Once defined, Nussknacker will generate a source and / or sink components and place them in the Component Palette. Note that Table API based sources do not allow to limit the scope of the ingested data with filters of any nature. For example, if you use a database table in a Table API definition, the corresponding source will ingest all records from the table. See Alternatives section for alternatives.

note

In the case of the storage engines like Apache Fluss, Apache Paimon, Iceberg, Hive the CREATE TABLE statement will create tables in those systems. In the case fo databases like MySQL, PostgreSQL, MariaDB the Flink SQL CREATE TABLE statement creates data (columns, data types) mappings between the source and the logical table created in Flink. No physical table-like objects are created.

Capabilities

Using Table API one can, you can:

  • Read from Diverse Sources: Ingest data from external systems like Apache Kafka, databases (e.g., MySQL, PostgreSQL), file systems, or message queues in real-time streaming mode or in batch mode (varies by connector).
  • Write to Various Sinks: Output processed data to external systems such as Kafka, databases, file systems, or key-value stores.
  • Digest Data from Change Data Capture (CDC) Logs: Capture and process incremental changes from databases using Flink CDC connectors, enabling real-time data synchronization or auditing.
  • Use Flexible Data Formats: Support multiple data formats (e.g., JSON, Avro, CSV, Parquet) for encoding and decoding data.

Alternatives

If you use Table API connector with catalog support (in a Flink's meaning of this term - check Flink documentation if not sure), Flink will provide the required data type mappings. Catalog based connectors are available for table formats like Paimon, Iceberg and selected relational databases. You can recognize that catalog data mappings exists for your database system if in the Integrations tab the database "tile" lists source and sink - not just an enricher.

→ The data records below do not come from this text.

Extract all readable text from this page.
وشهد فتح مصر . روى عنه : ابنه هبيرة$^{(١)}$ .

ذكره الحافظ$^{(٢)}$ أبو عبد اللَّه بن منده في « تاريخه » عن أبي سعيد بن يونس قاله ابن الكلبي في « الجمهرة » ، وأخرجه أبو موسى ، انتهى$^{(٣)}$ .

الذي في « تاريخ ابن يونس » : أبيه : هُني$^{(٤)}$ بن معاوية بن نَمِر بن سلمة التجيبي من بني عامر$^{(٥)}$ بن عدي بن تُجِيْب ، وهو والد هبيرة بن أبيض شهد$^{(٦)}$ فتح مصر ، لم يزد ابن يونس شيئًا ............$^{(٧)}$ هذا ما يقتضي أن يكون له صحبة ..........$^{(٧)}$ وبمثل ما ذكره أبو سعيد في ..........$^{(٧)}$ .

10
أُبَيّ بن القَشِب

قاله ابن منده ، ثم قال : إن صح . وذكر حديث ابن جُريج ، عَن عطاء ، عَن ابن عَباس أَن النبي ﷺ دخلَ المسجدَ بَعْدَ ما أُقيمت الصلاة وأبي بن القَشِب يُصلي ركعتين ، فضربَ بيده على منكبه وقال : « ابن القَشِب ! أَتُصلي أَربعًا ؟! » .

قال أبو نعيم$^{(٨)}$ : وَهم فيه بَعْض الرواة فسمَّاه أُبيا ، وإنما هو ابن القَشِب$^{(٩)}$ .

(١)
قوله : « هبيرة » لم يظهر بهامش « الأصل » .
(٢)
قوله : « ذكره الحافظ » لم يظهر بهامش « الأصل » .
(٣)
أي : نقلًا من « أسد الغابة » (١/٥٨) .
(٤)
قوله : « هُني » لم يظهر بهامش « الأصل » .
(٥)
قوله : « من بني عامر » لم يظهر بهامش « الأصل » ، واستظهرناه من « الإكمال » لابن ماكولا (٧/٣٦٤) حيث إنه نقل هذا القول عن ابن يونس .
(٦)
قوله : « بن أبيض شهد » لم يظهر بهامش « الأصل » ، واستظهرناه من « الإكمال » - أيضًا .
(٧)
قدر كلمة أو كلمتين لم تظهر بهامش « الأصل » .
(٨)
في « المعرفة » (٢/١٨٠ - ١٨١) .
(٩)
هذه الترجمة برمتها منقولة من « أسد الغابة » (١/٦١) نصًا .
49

If you need only a subset of records from a database table, or if the input records are a result of a join between multiple tables, you can define a corresponding view in the database and use this view to configure the Table API integration. However, this is not always an ideal approach. If there is a catalog support for your database system, you can use the Query Source component in such cases. This component allows to enter a custom SQL SELECT statement to specify the records to be ingested into the scenario. Check Query Source docs for more details.

If in the Integration tab of the Admin panel you choose system for which catalog support is available or data type mappings already exist in Nussknacker, all possible components which can be derived from this Integration will be available in the Component Palette: SQL Source, Table source, SQL enricher and sink. You do need to use Nussknacker Table integration in such cases.

Supported Connectors

We currently support connectors to PostgreSQL, MySQL and MQTT.

Integration parameters

NameDescription
Integration nameUnique name for the integration; the name of the generated enricher will start with the integration name.
Table definitionFlink SQL CREATE TABLE statement to create the data mappings between source system and Flink. Choose the CREATE TABLE template and configure as required.

Consult Flink Table API connectors information if in doubt how to configure this integration.